The president’s remark to business leaders this week was polite, but pointed: “Ask yourselves what you can do for America.”
This advice echoed a point he made in his weekly radio and Internet address. Large corporations are holding immense amounts of cash on their balance sheets, slowing the recovery by hesitating to make investments.
Business has an obligation to invest for future prosperity, the president said in his weekly address, and eventually progress will be measured in job creation as well as profits.
“They should set up shop here and hire our workers and pay decent wages and invest in the future of this nation. That’s their obligation,” Obama said.
That may already be happening. Unemployment fell sharply last month to 9 percent. Only two months ago, the unemployment rate was 9.8 percent, and the steep decline is just one of many signs that the economic recovery is taking hold.
Yet the job market can’t be called healthy. Although hourly wages were up slightly last month, the number of hours worked declined and major employers added a disappointingly small number of employees to their payrolls, according to the Bureau of Labor Statistics.
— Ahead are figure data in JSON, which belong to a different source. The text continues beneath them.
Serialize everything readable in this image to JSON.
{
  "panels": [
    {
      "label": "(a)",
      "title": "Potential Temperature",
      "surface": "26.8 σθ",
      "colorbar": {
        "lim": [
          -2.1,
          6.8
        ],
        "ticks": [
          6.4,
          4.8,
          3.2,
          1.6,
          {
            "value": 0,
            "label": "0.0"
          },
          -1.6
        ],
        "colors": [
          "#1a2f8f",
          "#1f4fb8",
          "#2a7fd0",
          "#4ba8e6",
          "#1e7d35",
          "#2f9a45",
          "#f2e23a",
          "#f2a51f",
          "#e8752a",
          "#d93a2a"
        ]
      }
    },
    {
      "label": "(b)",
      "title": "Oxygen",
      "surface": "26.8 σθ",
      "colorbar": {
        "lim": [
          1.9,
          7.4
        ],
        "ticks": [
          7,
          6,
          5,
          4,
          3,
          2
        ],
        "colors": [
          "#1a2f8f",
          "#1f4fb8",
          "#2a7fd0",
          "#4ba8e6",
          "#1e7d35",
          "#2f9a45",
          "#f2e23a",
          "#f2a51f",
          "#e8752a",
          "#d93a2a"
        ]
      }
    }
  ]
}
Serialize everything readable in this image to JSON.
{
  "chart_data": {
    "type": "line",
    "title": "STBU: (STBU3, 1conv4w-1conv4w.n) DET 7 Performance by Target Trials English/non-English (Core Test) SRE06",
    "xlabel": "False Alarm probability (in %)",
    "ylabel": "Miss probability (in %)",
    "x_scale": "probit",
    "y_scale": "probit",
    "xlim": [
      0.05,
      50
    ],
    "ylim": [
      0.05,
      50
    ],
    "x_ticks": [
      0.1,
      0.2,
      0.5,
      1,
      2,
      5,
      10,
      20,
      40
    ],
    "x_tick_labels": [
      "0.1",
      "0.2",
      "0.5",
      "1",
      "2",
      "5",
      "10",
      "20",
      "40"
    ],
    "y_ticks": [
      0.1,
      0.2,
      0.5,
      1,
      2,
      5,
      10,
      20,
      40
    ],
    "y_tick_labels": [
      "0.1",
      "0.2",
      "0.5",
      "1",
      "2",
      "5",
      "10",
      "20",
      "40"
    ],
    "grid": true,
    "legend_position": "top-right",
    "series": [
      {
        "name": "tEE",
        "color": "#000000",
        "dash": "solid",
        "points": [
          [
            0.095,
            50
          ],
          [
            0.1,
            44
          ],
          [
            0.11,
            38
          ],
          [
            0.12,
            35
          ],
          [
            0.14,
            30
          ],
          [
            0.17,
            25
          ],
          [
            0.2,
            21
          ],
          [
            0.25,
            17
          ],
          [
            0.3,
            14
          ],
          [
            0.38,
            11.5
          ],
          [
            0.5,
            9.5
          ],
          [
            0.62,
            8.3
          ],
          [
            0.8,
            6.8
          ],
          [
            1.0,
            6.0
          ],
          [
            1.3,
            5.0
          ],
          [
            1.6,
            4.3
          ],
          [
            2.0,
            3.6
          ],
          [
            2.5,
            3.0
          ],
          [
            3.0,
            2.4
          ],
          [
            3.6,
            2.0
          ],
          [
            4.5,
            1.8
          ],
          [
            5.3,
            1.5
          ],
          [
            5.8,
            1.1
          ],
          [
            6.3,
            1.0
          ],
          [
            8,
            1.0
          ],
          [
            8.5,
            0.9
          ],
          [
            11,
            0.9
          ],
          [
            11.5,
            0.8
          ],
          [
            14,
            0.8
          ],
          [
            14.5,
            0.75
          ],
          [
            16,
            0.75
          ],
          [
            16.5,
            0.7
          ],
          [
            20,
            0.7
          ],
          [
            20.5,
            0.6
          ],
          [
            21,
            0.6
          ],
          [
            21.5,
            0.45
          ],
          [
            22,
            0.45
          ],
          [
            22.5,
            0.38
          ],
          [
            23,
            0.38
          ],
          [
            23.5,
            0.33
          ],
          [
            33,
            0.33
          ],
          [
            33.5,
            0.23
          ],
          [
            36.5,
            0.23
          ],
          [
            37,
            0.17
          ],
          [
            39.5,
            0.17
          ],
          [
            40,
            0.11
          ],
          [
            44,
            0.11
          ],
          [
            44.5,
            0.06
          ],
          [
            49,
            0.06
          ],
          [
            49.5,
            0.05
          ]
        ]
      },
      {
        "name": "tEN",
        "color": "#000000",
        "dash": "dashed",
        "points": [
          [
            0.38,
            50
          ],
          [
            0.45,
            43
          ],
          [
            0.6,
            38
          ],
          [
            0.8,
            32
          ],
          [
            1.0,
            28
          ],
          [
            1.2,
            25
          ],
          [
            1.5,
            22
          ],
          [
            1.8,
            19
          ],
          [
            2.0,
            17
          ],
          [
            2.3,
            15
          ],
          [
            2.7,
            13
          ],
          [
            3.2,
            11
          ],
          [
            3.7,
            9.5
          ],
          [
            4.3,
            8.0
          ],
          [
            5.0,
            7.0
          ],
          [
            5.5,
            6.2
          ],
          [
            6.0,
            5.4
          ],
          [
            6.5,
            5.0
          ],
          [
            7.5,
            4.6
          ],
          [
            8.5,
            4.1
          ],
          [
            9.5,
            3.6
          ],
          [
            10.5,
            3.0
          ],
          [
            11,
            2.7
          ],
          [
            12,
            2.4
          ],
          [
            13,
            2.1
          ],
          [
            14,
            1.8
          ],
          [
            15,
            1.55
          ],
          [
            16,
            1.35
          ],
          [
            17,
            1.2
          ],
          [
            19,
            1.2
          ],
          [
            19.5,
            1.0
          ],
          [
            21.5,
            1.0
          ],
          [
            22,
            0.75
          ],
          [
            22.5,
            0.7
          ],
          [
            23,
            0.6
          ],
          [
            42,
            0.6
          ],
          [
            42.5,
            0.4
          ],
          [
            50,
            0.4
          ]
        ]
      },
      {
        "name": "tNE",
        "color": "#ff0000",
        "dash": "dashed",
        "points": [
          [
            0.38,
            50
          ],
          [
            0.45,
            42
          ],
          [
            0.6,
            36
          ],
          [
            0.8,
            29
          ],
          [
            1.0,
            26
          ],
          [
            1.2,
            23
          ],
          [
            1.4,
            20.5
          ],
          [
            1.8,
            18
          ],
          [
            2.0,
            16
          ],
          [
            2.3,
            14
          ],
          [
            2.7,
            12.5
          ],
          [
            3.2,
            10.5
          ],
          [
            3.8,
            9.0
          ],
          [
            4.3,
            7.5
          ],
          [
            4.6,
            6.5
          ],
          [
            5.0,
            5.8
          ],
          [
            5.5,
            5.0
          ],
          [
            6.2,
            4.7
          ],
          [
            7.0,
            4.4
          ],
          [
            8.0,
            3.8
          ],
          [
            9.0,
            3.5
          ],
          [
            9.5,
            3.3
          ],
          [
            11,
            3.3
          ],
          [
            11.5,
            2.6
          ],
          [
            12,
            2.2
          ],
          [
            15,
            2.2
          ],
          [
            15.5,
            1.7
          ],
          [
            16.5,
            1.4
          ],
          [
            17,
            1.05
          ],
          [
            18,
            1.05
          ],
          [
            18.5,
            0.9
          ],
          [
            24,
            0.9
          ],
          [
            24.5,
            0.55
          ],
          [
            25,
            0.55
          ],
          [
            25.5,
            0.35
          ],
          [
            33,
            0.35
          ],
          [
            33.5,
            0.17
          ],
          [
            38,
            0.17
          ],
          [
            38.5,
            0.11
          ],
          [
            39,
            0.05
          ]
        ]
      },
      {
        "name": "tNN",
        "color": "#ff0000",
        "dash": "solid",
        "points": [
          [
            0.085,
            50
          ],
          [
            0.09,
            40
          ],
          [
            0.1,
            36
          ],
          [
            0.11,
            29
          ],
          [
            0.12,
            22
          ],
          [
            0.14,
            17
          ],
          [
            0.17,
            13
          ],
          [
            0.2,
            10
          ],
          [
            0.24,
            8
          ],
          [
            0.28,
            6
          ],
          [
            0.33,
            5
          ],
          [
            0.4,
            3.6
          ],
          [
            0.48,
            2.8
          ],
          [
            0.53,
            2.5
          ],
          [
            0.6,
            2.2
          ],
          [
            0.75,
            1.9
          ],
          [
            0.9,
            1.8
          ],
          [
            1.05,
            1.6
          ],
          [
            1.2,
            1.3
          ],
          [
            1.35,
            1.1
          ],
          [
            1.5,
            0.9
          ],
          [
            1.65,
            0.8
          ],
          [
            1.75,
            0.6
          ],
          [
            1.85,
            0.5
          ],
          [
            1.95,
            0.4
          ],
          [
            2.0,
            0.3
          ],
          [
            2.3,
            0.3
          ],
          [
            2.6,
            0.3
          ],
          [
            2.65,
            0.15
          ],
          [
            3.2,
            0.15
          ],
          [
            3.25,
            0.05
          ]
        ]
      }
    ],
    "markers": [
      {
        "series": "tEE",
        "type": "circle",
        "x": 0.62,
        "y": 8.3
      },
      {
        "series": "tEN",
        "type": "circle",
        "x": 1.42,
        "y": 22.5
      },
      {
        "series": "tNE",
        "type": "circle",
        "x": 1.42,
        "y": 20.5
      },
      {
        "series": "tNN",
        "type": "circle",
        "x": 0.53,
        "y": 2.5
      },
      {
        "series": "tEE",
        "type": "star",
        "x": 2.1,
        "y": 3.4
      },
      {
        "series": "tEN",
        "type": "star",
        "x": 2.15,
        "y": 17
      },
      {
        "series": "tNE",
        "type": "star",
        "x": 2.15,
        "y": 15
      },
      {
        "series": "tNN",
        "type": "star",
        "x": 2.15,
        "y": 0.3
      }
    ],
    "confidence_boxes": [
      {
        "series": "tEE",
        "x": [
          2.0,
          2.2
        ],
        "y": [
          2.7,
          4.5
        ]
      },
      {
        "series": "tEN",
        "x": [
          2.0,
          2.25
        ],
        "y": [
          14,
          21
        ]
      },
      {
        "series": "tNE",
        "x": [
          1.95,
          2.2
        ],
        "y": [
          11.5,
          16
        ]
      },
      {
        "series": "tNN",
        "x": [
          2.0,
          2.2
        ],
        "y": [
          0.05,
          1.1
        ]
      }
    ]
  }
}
And today’s unemployment rate does not count the long-term unemployed. Millions of workers have essentially dropped out of sight during the recession. This hidden deficit will keep unemployment relatively high even as the economy recovers, as lost workers start looking for work again.
The president is right to portray this as an opportunity for business. The underutilized American workforce provides great capacity for production and profit, once corporate America decides to arise from its defensive crouch.